Tag: Community College Funding

Report Supports “Adequacy” As New Concept For Community College Funding

The Century Foundation has released a report, Bridging the Higher Education Divide, with recommendations of great importance to the Latino community and others that rely on community colleges as the gateway to higher education. The report recommends “adequacy” as a standard for community college funding, which would shift financing from a focus on equal access to equal outcomes. The report encourages equity advocates in states with constitutional guarantees to an education to consider law suits to press for more equitable funding. Adequacy based funding would allocate funds to students with the greatest need.

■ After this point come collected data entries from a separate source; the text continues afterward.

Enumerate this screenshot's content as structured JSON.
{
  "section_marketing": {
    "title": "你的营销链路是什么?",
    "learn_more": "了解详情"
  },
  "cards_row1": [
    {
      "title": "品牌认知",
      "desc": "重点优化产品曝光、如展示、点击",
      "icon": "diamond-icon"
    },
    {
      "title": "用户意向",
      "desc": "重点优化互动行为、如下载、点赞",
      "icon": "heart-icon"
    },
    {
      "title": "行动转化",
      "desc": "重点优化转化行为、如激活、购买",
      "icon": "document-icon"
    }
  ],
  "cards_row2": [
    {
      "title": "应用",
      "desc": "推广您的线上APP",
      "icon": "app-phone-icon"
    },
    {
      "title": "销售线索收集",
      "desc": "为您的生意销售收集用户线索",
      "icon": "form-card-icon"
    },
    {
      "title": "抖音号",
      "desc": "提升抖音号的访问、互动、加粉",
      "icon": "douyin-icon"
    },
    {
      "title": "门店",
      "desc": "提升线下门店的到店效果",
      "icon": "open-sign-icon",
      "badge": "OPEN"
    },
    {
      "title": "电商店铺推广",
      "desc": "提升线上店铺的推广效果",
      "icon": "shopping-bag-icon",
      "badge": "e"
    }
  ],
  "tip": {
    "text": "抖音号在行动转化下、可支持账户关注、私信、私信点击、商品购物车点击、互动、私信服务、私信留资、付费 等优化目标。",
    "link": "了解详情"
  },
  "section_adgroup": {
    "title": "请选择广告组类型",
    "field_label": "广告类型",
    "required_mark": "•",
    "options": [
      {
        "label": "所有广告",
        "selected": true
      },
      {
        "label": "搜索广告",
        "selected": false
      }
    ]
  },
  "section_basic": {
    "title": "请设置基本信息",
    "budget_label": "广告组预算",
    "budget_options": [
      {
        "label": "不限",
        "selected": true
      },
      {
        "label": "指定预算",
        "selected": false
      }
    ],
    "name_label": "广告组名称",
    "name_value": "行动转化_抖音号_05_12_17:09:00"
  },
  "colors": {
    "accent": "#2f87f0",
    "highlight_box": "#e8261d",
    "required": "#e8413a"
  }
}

If the adequacy standard were to be used by policy makers, Latino students and communities would benefit from an infusion of funds into Hispanic Serving Institutions (HSIs), which do more than their share to serve lower income communities.

 

CUE endorses the adequacy standard, and has called for it previously.However, law suits are a resource-intensive proposition, which may exhaust considerable political capital at a time when equity advocates are pressing forward on access to college and financial aid for undocumented students.  Bridging the Higher Education Divide makes additional recommendations that may be more politically viable and that may be more effective in garnering resources to support Latino student success.

 

The report’s recommendation to strengthen transfer pathways resonates with the goals of the federal Title V HSI-STEM programs, which will invest a billion dollars in community to four-year college transfer programs by the end of the decade. The report’s recommendation to attach expectations for performance accountability to new funding is timely, as faculty, administrators, and legislators in many states are currently engaged in crafting new accountability strategies.